Du souhaitable au réalisable…
19 12 2012A la lecture du rapport du jury de culture générale du concours 2012 de l’école de guerre (voir ci-dessus), j’ai ressenti un profond décalage entre ce qu’attendent les correcteurs et la réalité que représentent nos candidats.
Cette impression m’a projeté 16 ans en arrière. En 1996 le sénateur du Var François TRUCY, en mission parlementaire sur l’évaluation du service national et de ses derniers instants, visitait mon régiment, le 13e Génie à Trêves. Lors de notre entretien liminaire il m’assurait de sa certitude que nos formions là certains des meilleurs soldats du monde et que cette tâche devait être notre obsession au quotidien. Il a été je crois sincèrement surpris lorsque je lui ai dit que « Certes…cependant…mais surtout » mes premiers efforts et ceux de mes capitaines étaient de « socialiser » ces jeunes Français qui nous arrivaient d’un grand quart Nord-Est de la France. Socialiser voulant dire pour nous, adopter un comportement guidé en partie par des règles de vie commune, se lever à l’heure pour aller travailler, se respecter et respecter les autres, enfin acquérir un minimum d’autonomie dans la compréhension de l’oral et dans l’expression. Ensuite et ensuite seulement nous pensions pouvoir commencer à en faire de vrais soldats de la Nation.
Comparaison ne vaut pas raison. Pour autant quand on remplace « socialiser » par « structurer » et « faire de vrais soldats » par « acquérir un solide socle de culture » on s’approche d’une image réaliste de la situation de nos candidats.
Ils sont aussi intelligents et cultivés que nous l’étions à leur âge, mais le référentiel de culture a changé. On peut le regretter, les faits sont là.
En 4 années de correction des préparants au CID (collège interarmée de défense) puis à l’EDG (école de guerre), je n’ai pas rencontré plus de deux candidats « brillants » -selon les critères du jury- sur les dix à douze dont j’ai la charge annuellement.
Alors que de grandes écoles de référence comme Sciences Po ne considèrent plus comme pertinente la sélection à partir d’une épreuve de culture, devons-nous rester un îlot de résistance à l’image de l’île de Lubang dans les Philippines, longtemps après qu’avait pris fin la seconde guerre mondiale?

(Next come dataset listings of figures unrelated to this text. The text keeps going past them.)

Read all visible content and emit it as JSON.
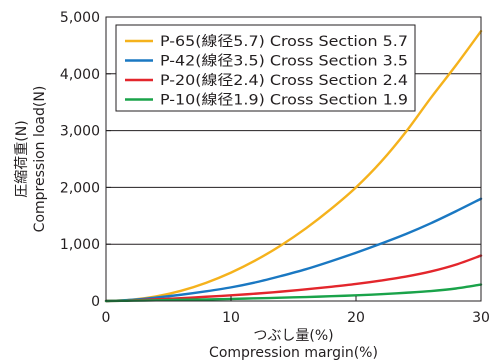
{
  "chart_data": {
    "type": "line",
    "title": "",
    "xlabel": "つぶし量(%)",
    "xlabel_en": "Compression margin(%)",
    "ylabel": "圧縮荷重(N)",
    "ylabel_en": "Compression load(N)",
    "xlim": [
      0,
      30
    ],
    "ylim": [
      0,
      5000
    ],
    "x_ticks": [
      0,
      10,
      20,
      30
    ],
    "x_tick_labels": [
      "0",
      "10",
      "20",
      "30"
    ],
    "y_ticks": [
      0,
      1000,
      2000,
      3000,
      4000,
      5000
    ],
    "y_tick_labels": [
      "0",
      "1,000",
      "2,000",
      "3,000",
      "4,000",
      "5,000"
    ],
    "grid": "horizontal",
    "legend_position": "top-left",
    "x": [
      0,
      2,
      4,
      6,
      8,
      10,
      12,
      14,
      16,
      18,
      20,
      22,
      24,
      26,
      28,
      30
    ],
    "series": [
      {
        "name": "P-65(線径5.7) Cross Section 5.7",
        "color": "#f5b21c",
        "values": [
          0,
          20,
          80,
          180,
          320,
          500,
          720,
          980,
          1280,
          1620,
          2000,
          2450,
          2980,
          3580,
          4150,
          4750
        ]
      },
      {
        "name": "P-42(線径3.5) Cross Section 3.5",
        "color": "#1a78c2",
        "values": [
          0,
          20,
          60,
          110,
          170,
          240,
          330,
          440,
          560,
          700,
          850,
          1010,
          1180,
          1370,
          1580,
          1800
        ]
      },
      {
        "name": "P-20(線径2.4) Cross Section 2.4",
        "color": "#e3262c",
        "values": [
          0,
          10,
          30,
          50,
          75,
          100,
          130,
          165,
          205,
          250,
          300,
          360,
          430,
          520,
          640,
          800
        ]
      },
      {
        "name": "P-10(線径1.9) Cross Section 1.9",
        "color": "#1aa34a",
        "values": [
          0,
          5,
          12,
          20,
          28,
          37,
          47,
          58,
          70,
          84,
          100,
          120,
          145,
          175,
          220,
          290
        ]
      }
    ]
  }
}
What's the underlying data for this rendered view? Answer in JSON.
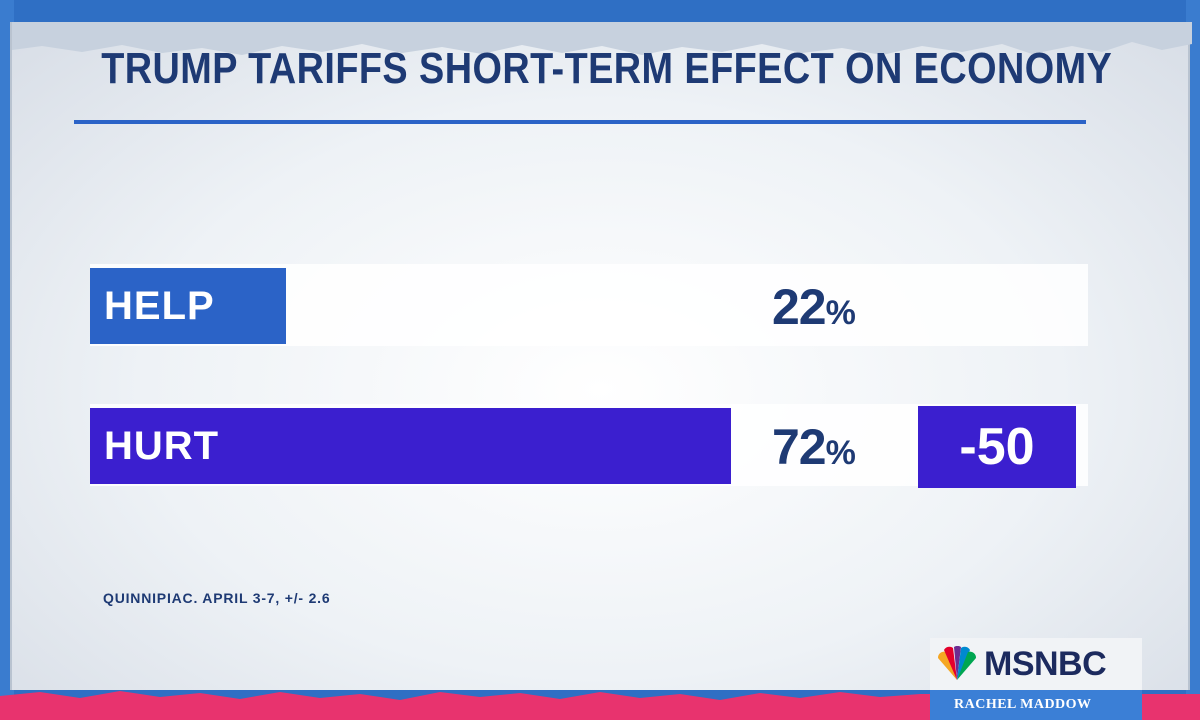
{
  "chart_data": {
    "type": "bar",
    "title": "TRUMP TARIFFS SHORT-TERM EFFECT ON ECONOMY",
    "categories": [
      "HELP",
      "HURT"
    ],
    "values": [
      22,
      72
    ],
    "value_labels": [
      "22",
      "72"
    ],
    "unit": "%",
    "ylim": [
      0,
      100
    ],
    "difference": "-50",
    "source": "QUINNIPIAC. APRIL 3-7, +/- 2.6",
    "colors": [
      "#2b63c7",
      "#3b1fcf"
    ]
  },
  "branding": {
    "network": "MSNBC",
    "show": "RACHEL MADDOW"
  },
  "colors": {
    "title": "#1e3a74",
    "help_bar": "#2b63c7",
    "hurt_bar": "#3b1fcf",
    "accent_pink": "#e8336e",
    "frame_blue": "#2f6fc4"
  },
  "icons": {
    "logo": "nbc-peacock-icon"
  }
}
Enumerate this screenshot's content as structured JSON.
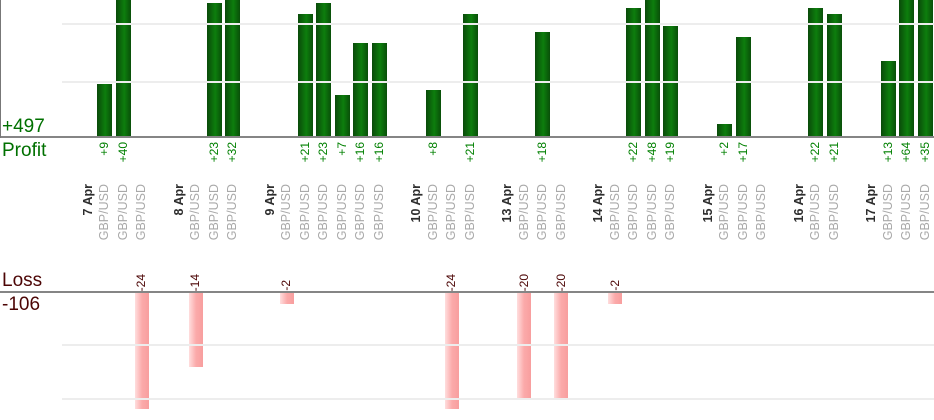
{
  "chart_data": {
    "type": "bar",
    "title": "",
    "profit": {
      "axis_label": "Profit",
      "total_label": "+497",
      "total": 497,
      "gridline_values": [
        10,
        20
      ],
      "bar_color": "#0d7e0d",
      "text_color": "#007000"
    },
    "loss": {
      "axis_label": "Loss",
      "total_label": "-106",
      "total": -106,
      "gridline_values": [
        -10,
        -20
      ],
      "bar_color": "#fbaaaa",
      "text_color": "#4c0505"
    },
    "groups": [
      {
        "date": "7 Apr",
        "trades": [
          {
            "symbol": "GBP/USD",
            "label": "+9",
            "value": 9
          },
          {
            "symbol": "GBP/USD",
            "label": "+40",
            "value": 40
          },
          {
            "symbol": "GBP/USD",
            "label": "-24",
            "value": -24
          }
        ]
      },
      {
        "date": "8 Apr",
        "trades": [
          {
            "symbol": "GBP/USD",
            "label": "-14",
            "value": -14
          },
          {
            "symbol": "GBP/USD",
            "label": "+23",
            "value": 23
          },
          {
            "symbol": "GBP/USD",
            "label": "+32",
            "value": 32
          }
        ]
      },
      {
        "date": "9 Apr",
        "trades": [
          {
            "symbol": "GBP/USD",
            "label": "-2",
            "value": -2
          },
          {
            "symbol": "GBP/USD",
            "label": "+21",
            "value": 21
          },
          {
            "symbol": "GBP/USD",
            "label": "+23",
            "value": 23
          },
          {
            "symbol": "GBP/USD",
            "label": "+7",
            "value": 7
          },
          {
            "symbol": "GBP/USD",
            "label": "+16",
            "value": 16
          },
          {
            "symbol": "GBP/USD",
            "label": "+16",
            "value": 16
          }
        ]
      },
      {
        "date": "10 Apr",
        "trades": [
          {
            "symbol": "GBP/USD",
            "label": "+8",
            "value": 8
          },
          {
            "symbol": "GBP/USD",
            "label": "-24",
            "value": -24
          },
          {
            "symbol": "GBP/USD",
            "label": "+21",
            "value": 21
          }
        ]
      },
      {
        "date": "13 Apr",
        "trades": [
          {
            "symbol": "GBP/USD",
            "label": "-20",
            "value": -20
          },
          {
            "symbol": "GBP/USD",
            "label": "+18",
            "value": 18
          },
          {
            "symbol": "GBP/USD",
            "label": "-20",
            "value": -20
          }
        ]
      },
      {
        "date": "14 Apr",
        "trades": [
          {
            "symbol": "GBP/USD",
            "label": "-2",
            "value": -2
          },
          {
            "symbol": "GBP/USD",
            "label": "+22",
            "value": 22
          },
          {
            "symbol": "GBP/USD",
            "label": "+48",
            "value": 48
          },
          {
            "symbol": "GBP/USD",
            "label": "+19",
            "value": 19
          }
        ]
      },
      {
        "date": "15 Apr",
        "trades": [
          {
            "symbol": "GBP/USD",
            "label": "+2",
            "value": 2
          },
          {
            "symbol": "GBP/USD",
            "label": "+17",
            "value": 17
          },
          {
            "symbol": "GBP/USD",
            "label": "",
            "value": 0
          }
        ]
      },
      {
        "date": "16 Apr",
        "trades": [
          {
            "symbol": "GBP/USD",
            "label": "+22",
            "value": 22
          },
          {
            "symbol": "GBP/USD",
            "label": "+21",
            "value": 21
          }
        ]
      },
      {
        "date": "17 Apr",
        "trades": [
          {
            "symbol": "GBP/USD",
            "label": "+13",
            "value": 13
          },
          {
            "symbol": "GBP/USD",
            "label": "+64",
            "value": 64
          },
          {
            "symbol": "GBP/USD",
            "label": "+35",
            "value": 35
          }
        ]
      }
    ],
    "layout_hints": {
      "grid": true,
      "profit_bars_clipped_at_top": true,
      "loss_bars_clipped_at_bottom": true,
      "axis_line_color": "#858585",
      "gridline_color": "#ededed",
      "symbol_text_color": "#a9a9a9",
      "date_text_color": "#2e2e2e"
    }
  }
}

Personnellement je crois que oui car un officier ne peut pas être un acteur utile de la diplomatie de défense de son pays sans éclairage culturel et philosophique. La riposte par la culture reste la plus forte face aux tentations d’instrumentalisation de notre rôle par la sphère politique (politicienne?). Mais alors il ne suffit pas de constater ces lacunes sérieuses, il faut se donner les moyens de les combler. La première piste, réaliste aujourd’hui, consisterait à orienter le recrutement initial à partir de filières où s’enseigne encore en priorité le « pouvoir des mots » au lieu de privilégier celles qui valorisent avant tout le « pouvoir des nombres« . Dans l’Antiquité et jusqu’au Moyen-âge les « Sept arts libéraux » respectaient cet ordre d’enseignement, encore faut-il s’en souvenir pour être conscient de notre inversion des priorités. On évitera ainsi que se multiplie cet aveu affligeant fait par un de mes candidats auquel je demandai son principal point fort et qui m’a répondu: « Je ne rédige pas trop mal pour un scientifique. » Choix contre nature entend-on quand on évoque cette piste…mais peut-on rêver du beurre, de son argent et de bien plus encore!
Alors dans un premier temps, en attendant qu’une autre matière première arrive éventuellement dans la « filière » du concours de l’EDG, il faut se résoudre à remettre à ce stade l’ouvrage sur le métier de la méthode. La Revue d’études a encore de beaux jours devant elle concernant ce point quand bien même elle continue aussi à nourrir les esprits de ses dossiers mensuels.